Décision controversée

Deux journalistes accusés de normalisation avec Israël ont été sanctionnés cette semaine par la commission disciplinaire du syndicat des Journalistes. La commission composée de cinq membres (quatre journalistes et un magistrat du Conseil d’Etat) s’était réunie pour se prononcer sur les mesures à prendre contre Hala Moustapha, rédactrice en chef du magazine Al-Democratiya (la démocratie, publié par Al-Ahram) et Hussein Sérag, rédacteur en chef adjoint du magazine October. Les deux journalistes étaient accusés d’avoir enfreint le règlement du syndicat qui interdit tout acte de normalisation avec Israël. Hala Moustapha avait soulevé un tollé en recevant l’ambassadeur d’Israël au Caire dans son bureau d’Al-Ahram au mois de septembre dernier. Quant à Hussein Sérag, il a enfreint le règlement du syndicat en visitant Israël et il aurait assisté, il y a quelques mois, à un dîner chez un diplomate israélien. Si Hala Moustapha a écopé d’un avertissement, Hussein Sérag a eu trois mois de suspension.

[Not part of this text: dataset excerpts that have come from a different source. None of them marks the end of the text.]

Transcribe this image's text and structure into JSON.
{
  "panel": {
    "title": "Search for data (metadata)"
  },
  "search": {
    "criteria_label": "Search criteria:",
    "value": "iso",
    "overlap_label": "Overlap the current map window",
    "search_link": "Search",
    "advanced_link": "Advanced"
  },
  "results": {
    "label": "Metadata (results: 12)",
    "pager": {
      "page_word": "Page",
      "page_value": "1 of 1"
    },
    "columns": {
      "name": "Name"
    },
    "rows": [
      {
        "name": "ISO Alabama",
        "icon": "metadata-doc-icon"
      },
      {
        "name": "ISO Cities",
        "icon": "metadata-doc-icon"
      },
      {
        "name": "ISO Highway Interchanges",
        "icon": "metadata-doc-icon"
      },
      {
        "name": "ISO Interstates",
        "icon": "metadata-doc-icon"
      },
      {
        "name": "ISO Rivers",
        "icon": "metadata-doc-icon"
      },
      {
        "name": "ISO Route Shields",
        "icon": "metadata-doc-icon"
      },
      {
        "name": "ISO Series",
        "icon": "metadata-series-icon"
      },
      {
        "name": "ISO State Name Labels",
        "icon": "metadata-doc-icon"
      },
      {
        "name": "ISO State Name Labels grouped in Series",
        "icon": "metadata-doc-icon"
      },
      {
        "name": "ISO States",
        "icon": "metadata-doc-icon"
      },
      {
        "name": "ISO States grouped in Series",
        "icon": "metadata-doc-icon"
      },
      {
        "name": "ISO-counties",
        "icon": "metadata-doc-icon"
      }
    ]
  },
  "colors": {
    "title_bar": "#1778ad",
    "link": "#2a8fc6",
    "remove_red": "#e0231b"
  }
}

Depuis les années 1980 et sur décision de l’Assemblée générale, le syndicat des Journalistes interdit à ses membres toute forme de normalisation avec Israël et ce tant que les territoires palestiniens occupés n’auront pas été libérés. L’article 77 de la loi du syndicat des Journalistes prévoit des sanctions contre les membres qui enfreignent le règlement. Les sanctions vont d’un simple avertissement à la suspension en passant par la privation des élections syndicales. « Nous nous sommes contentés d’un avertissement parce que la mission de la commission est de garantir le respect des décisions prises de manière démocratique. Le règlement du syndicat interdit à ses membres tout geste de normalisation à l’égard d’Israël, sous peine de blâme ou d’exclusion, c’est la décision prise à l’unanimité de l’Assemblée générale et elle doit être respectée », déclare Gamal Fahmi, membre de la commission disciplinaire du syndicat. Il explique que la commission a pris en compte le fait que Hala Moustapha n’était pas au courant des détails du règlement du syndicat. Elle pensait que le règlement interdisait seulement de se rendre en Israël. « Ce qui, visiblement, n’était pas le cas de Hussein Sérag, dont les multiples visites en Israël constituaient un défi flagrant aux règlements du syndicat », ajoute Fahmi.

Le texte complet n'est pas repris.